Climate Change: Luxury Fashion's Next Frontier
This month's superstorms in the Caribbean got me thinking about my loved ones first and then, about how shifts in the weather will continue to effect fashion. And fabrics.
Growing up in sweltering Florida, I thought about clothes a lot. The heat was unbearable and then it would rain and you would get soaked and walk straight into a building with strong A/C.
I remember suggesting to my mom, at 7, that designers should make clothing light and waterproof for places like Florida. This way, I imagined, when it rained (which was almost daily), you didn't need a bulky plastic raincoat that didn't breathe. What's more luxurious than dry clothes on a wet day?
So here we are, in the midst of global warming and fall has arrived. Sort of. I look around and see luxury fashion houses still churning out dresses and coats made of the heaviest of fabrics.
Seasonless was a buzzword some years back, but today, it's not about making one part of your collection seasonless, or having one or two fabrics that are the perfect weight, it's about creating collections that are luxurious all while adapting to climate change on a national, and global, scale.
And what does that mean for the future of fabrics? Let's start with simple and first things first: lightweight. You know, the easy, breezy kind of lightweight.

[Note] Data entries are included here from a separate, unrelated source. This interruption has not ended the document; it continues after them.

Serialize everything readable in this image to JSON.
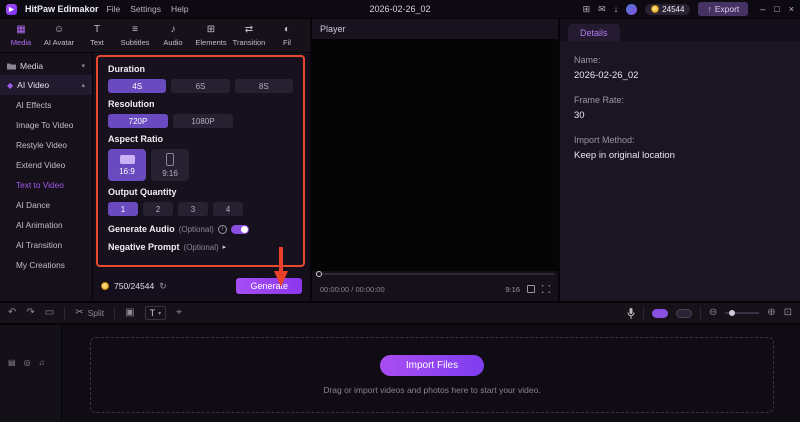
{
  "colors": {
    "accent": "#9b5cf6",
    "highlight_border": "#e64a2e",
    "selected_option": "#6a4bbf"
  },
  "titlebar": {
    "app_name": "HitPaw Edimakor",
    "menus": [
      "File",
      "Settings",
      "Help"
    ],
    "document_title": "2026-02-26_02",
    "coin_count": "24544",
    "export_label": "Export"
  },
  "icons": {
    "grid": "⊞",
    "mail": "✉",
    "download": "↓",
    "minimize": "–",
    "maximize": "□",
    "close": "×",
    "export_arrow": "↑",
    "chevron_down": "▾",
    "chevron_up": "▴",
    "chevron_right": "▸",
    "gem": "◆",
    "undo": "↶",
    "redo": "↷",
    "trash": "▭",
    "scissors": "✂",
    "crop": "▣",
    "marker": "⌖",
    "refresh": "↻",
    "info": "i",
    "zoom_out": "⊖",
    "zoom_in": "⊕",
    "fit": "⊡",
    "track_options": "▤",
    "track_visibility": "◎",
    "track_volume": "♫"
  },
  "tabs": [
    {
      "label": "Media",
      "icon": "▦"
    },
    {
      "label": "AI Avatar",
      "icon": "☺"
    },
    {
      "label": "Text",
      "icon": "T"
    },
    {
      "label": "Subtitles",
      "icon": "≡"
    },
    {
      "label": "Audio",
      "icon": "♪"
    },
    {
      "label": "Elements",
      "icon": "⊞"
    },
    {
      "label": "Transition",
      "icon": "⇄"
    },
    {
      "label": "Fil",
      "icon": "◐"
    }
  ],
  "sidebar": {
    "media_label": "Media",
    "ai_video_label": "AI Video",
    "items": [
      "AI Effects",
      "Image To Video",
      "Restyle Video",
      "Extend Video",
      "Text to Video",
      "AI Dance",
      "AI Animation",
      "AI Transition",
      "My Creations"
    ],
    "active_item": "Text to Video"
  },
  "settings": {
    "duration": {
      "label": "Duration",
      "options": [
        "4S",
        "6S",
        "8S"
      ],
      "selected": "4S"
    },
    "resolution": {
      "label": "Resolution",
      "options": [
        "720P",
        "1080P"
      ],
      "selected": "720P"
    },
    "aspect_ratio": {
      "label": "Aspect Ratio",
      "options": [
        "16:9",
        "9:16"
      ],
      "selected": "16:9"
    },
    "output_quantity": {
      "label": "Output Quantity",
      "options": [
        "1",
        "2",
        "3",
        "4"
      ],
      "selected": "1"
    },
    "generate_audio": {
      "label": "Generate Audio",
      "optional": "(Optional)",
      "enabled": true
    },
    "negative_prompt": {
      "label": "Negative Prompt",
      "optional": "(Optional)"
    },
    "credits": "750/24544",
    "generate_label": "Generate"
  },
  "player": {
    "title": "Player",
    "timecode": "00:00:00 / 00:00:00",
    "aspect": "9:16"
  },
  "details": {
    "tab": "Details",
    "fields": [
      {
        "label": "Name:",
        "value": "2026-02-26_02"
      },
      {
        "label": "Frame Rate:",
        "value": "30"
      },
      {
        "label": "Import Method:",
        "value": "Keep in original location"
      }
    ]
  },
  "toolbar": {
    "split_label": "Split",
    "text_tool": "T"
  },
  "timeline": {
    "import_button": "Import Files",
    "hint": "Drag or import videos and photos here to start your video."
  }
}
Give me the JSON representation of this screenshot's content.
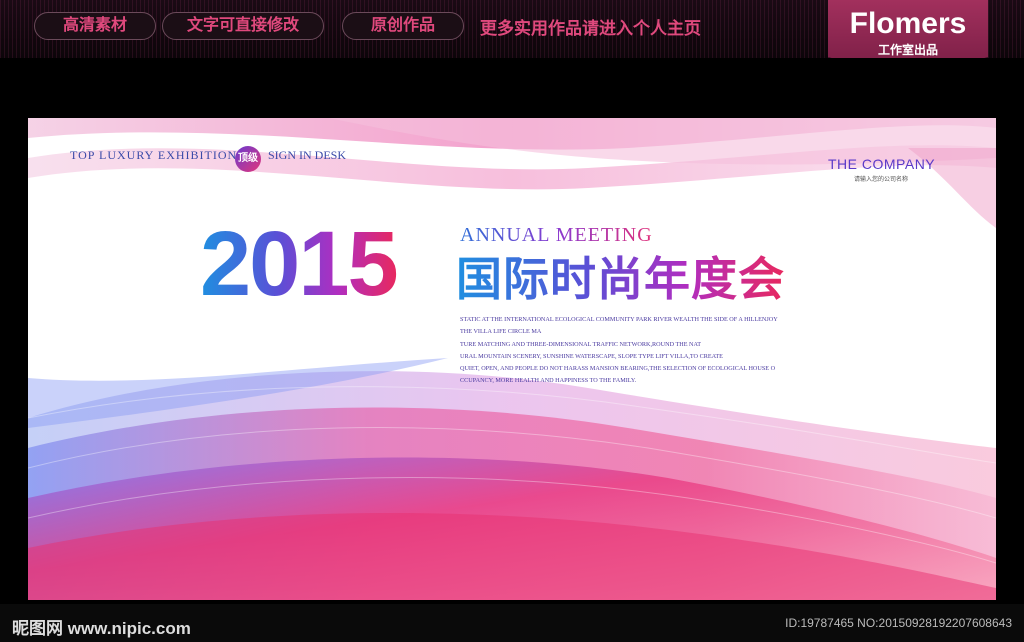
{
  "topbar": {
    "pills": [
      "高清素材",
      "文字可直接修改",
      "原创作品"
    ],
    "promo": "更多实用作品请进入个人主页",
    "brand_name": "Flomers",
    "brand_sub": "工作室出品"
  },
  "poster": {
    "tagline_left": "Top luxury exhibition",
    "badge": "顶级",
    "tagline_right": "Sign in desk",
    "company": "THE COMPANY",
    "company_sub": "请输入您的公司名称",
    "year": "2015",
    "annual": "Annual meeting",
    "title_cn": "国际时尚年度会",
    "body_lines": [
      "STATIC AT THE INTERNATIONAL ECOLOGICAL COMMUNITY PARK RIVER WEALTH THE SIDE OF A HILLENJOY",
      "THE VILLA LIFE CIRCLE MA",
      "TURE MATCHING AND THREE-DIMENSIONAL TRAFFIC NETWORK,ROUND THE NAT",
      "URAL MOUNTAIN SCENERY, SUNSHINE WATERSCAPE, SLOPE TYPE LIFT VILLA,TO CREATE",
      "QUIET, OPEN, AND PEOPLE DO NOT HARASS MANSION BEARING,THE SELECTION OF ECOLOGICAL HOUSE O",
      "CCUPANCY, MORE HEALTH AND HAPPINESS TO THE FAMILY."
    ]
  },
  "watermark": {
    "site": "昵图网 www.nipic.com",
    "id": "ID:19787465 NO:20150928192207608643"
  },
  "colors": {
    "accent_pink": "#e0497d",
    "brand_bg": "#a2305d",
    "blue": "#1f8fe0",
    "magenta": "#e8285e"
  }
}
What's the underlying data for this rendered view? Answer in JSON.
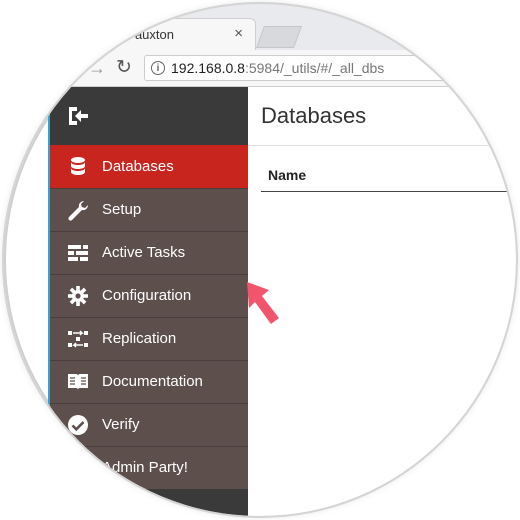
{
  "browser": {
    "tab_title": "Fauxton",
    "tab_close_glyph": "×",
    "url_host": "192.168.0.8",
    "url_rest": ":5984/_utils/#/_all_dbs",
    "forward_glyph": "→",
    "reload_glyph": "↻"
  },
  "sidebar": {
    "items": [
      {
        "label": "Databases",
        "icon": "database-icon",
        "active": true
      },
      {
        "label": "Setup",
        "icon": "wrench-icon"
      },
      {
        "label": "Active Tasks",
        "icon": "tasks-icon"
      },
      {
        "label": "Configuration",
        "icon": "gear-icon"
      },
      {
        "label": "Replication",
        "icon": "replication-icon"
      },
      {
        "label": "Documentation",
        "icon": "book-icon"
      },
      {
        "label": "Verify",
        "icon": "check-circle-icon"
      },
      {
        "label": "Admin Party!",
        "icon": "party-icon"
      }
    ]
  },
  "main": {
    "title": "Databases",
    "table_header": "Name"
  },
  "colors": {
    "accent": "#c9251f",
    "sidebar_bg": "#5c4f4c",
    "pointer": "#f0556b"
  }
}
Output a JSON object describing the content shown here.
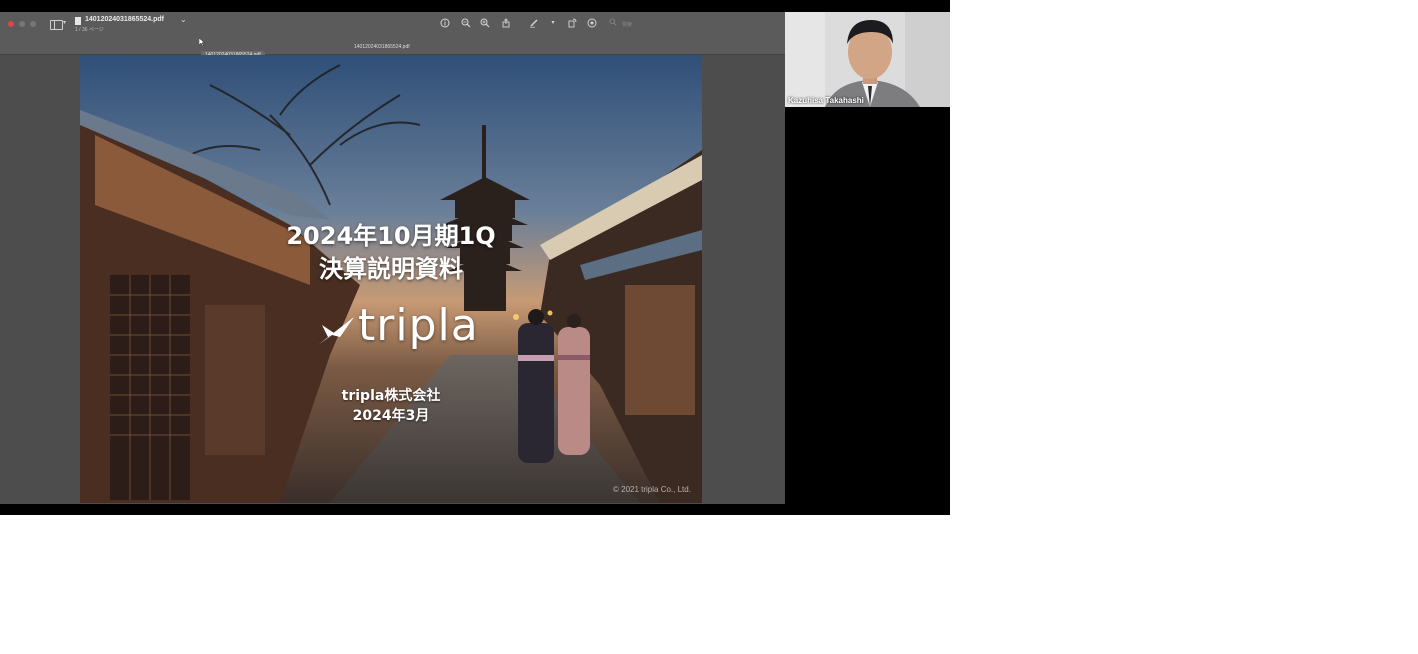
{
  "pdf_viewer": {
    "file_title": "14012024031865524.pdf",
    "file_subtitle": "1 / 36 ページ",
    "tab_filename": "14012024031865524.pdf",
    "tooltip": "14012024031865524.pdf",
    "search_placeholder": "検索",
    "icons": [
      "info-icon",
      "zoom-out-icon",
      "zoom-in-icon",
      "share-icon",
      "markup-pen-icon",
      "rotate-icon",
      "annotate-icon",
      "search-icon"
    ]
  },
  "slide": {
    "title_line1": "2024年10月期1Q",
    "title_line2": "決算説明資料",
    "logo_text": "tripla",
    "company_name": "tripla株式会社",
    "date": "2024年3月",
    "copyright": "© 2021 tripla Co., Ltd."
  },
  "participant": {
    "name": "Kazuhisa Takahashi"
  }
}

Oh, and not too light, sales will say, and nothing too sheer.
Gentili Mosconi's fabrics, pictured here in two color ways, offer a decorative solution (my favorite kind) and a modern twist on a classic favorite: silk marocain.
These lightweight versions are layered with a colorful print and then, a wisp of metallic jacquard. All that at just 120 grams, VOILA!
The future is now — let’s all pay attention to the kind of ideas that can really move fashion forward.